75 years ago : Memorial unveiled to commemorate 23 people killed during bombing raid on Rolls-Royce

75 years ago, 23 people aged from 2 to 62 were killed in a bombing raid on the Rolls-Royce plant on Nightingale Road. Largely forgotten to the people of Derby, a memorial has now been laid, which fittingly remembers those who fell. On the anniversary of the attack, the formal unveiling was attended by many dignitaries, local Councillors, members of the Community, and old colleagues.

As Cllr Baggy Shanker highlighted in his opening speech, the memorial initiative resulted from partnership working in the community:

“So leading up to today OSCAR (Osmaston Community Association of Residents) and a number of partners including Derby Homes, the City Council, Derby Connect, Rolls-Royce Heritage Centre and the local Primary School have worked together to preserve and promote the industrial heritage of Osmaston, and with a grant from the Heritage Lottery Fund we have delivered Creative Workshops and displays involving local children, School workshops, History Boards, and a heritage guide produced by the local community. And of course the Memorial, which is why we’re here today.”

Peter Felix and Peter Kirk of the Derbyshire Historical Aviation Society provided a detailed account of the bombing raid, and painted the picture of events of that day 75 years ago, and the route taken by the German bomber, and how it made its way out of the City. More details can be read HERE

The Mayor of Derby, read out the roll call of names of the 23 who were killed.

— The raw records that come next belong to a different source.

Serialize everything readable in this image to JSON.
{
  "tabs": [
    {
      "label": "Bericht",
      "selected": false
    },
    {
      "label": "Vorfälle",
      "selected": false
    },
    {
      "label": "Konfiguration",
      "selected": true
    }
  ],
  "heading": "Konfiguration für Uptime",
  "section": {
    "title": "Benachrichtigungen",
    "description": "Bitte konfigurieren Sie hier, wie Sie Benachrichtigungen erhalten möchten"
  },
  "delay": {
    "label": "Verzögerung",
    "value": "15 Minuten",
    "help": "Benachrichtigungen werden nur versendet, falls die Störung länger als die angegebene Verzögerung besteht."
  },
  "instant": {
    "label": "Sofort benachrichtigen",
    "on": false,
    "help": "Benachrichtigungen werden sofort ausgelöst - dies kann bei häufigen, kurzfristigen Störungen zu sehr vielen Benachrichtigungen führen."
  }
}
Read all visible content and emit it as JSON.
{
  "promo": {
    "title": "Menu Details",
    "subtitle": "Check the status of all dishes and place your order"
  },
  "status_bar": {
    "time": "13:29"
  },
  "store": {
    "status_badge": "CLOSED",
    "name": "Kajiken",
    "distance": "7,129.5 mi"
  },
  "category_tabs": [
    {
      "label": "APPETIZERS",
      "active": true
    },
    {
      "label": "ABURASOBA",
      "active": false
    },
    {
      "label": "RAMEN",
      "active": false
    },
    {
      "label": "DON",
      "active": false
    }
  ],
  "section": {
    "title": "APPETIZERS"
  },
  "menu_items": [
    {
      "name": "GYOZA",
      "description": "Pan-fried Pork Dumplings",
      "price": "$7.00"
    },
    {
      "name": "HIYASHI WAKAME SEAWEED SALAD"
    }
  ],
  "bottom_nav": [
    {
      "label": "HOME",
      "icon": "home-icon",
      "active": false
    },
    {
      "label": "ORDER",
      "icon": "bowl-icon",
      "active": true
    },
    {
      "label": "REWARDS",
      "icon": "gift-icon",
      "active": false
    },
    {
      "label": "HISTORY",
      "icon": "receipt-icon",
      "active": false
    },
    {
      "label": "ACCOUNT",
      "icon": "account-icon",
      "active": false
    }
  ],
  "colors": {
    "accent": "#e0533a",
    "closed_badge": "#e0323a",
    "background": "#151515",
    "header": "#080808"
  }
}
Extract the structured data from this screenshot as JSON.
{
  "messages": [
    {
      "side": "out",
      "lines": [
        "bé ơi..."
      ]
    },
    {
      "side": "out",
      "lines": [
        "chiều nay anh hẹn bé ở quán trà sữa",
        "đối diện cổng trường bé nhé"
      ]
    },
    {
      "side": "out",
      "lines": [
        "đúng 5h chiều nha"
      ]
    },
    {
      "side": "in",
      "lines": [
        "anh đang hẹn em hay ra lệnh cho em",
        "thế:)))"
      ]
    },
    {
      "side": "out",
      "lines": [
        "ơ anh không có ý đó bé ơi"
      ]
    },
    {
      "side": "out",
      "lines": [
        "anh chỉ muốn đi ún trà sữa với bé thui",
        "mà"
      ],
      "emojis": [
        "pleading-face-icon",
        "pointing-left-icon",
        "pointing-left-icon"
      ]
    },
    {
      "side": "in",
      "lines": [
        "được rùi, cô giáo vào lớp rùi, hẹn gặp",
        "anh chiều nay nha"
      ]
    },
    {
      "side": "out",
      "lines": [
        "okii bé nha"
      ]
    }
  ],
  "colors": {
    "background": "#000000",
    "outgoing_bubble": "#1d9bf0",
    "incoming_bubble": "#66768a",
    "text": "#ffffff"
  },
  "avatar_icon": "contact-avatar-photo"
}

Anton Rippon, from the Derby Telegraph, poignantly personalised the tragedy

“Sylvia Farmer would be 77 now. Dennis Regan would be 84. Doreen Jenkins might well be celebrating her 91st year. There would no doubt be children, and grandchildren, and maybe great-grandchildren. There would be old school friends, and neighbours, and work colleagues, whose lives Sylvia, and Dennis, and Doreen would have touched over the years.
But it wasn’t to be”

The unveiling of the plaque was followed by a formal blessing from the Bishop of Derby, the last post, and a minute’s silence.

Flowers were laid by the attendees at the base of the memorial, and PC Karl Webster, performed “The Sunset Fanfare” .


People gathered, chatted, met old acquaintances and enjoyed the occasion of people from across the community uniting on such an historical and important day to remember these 23 citizens of Derby.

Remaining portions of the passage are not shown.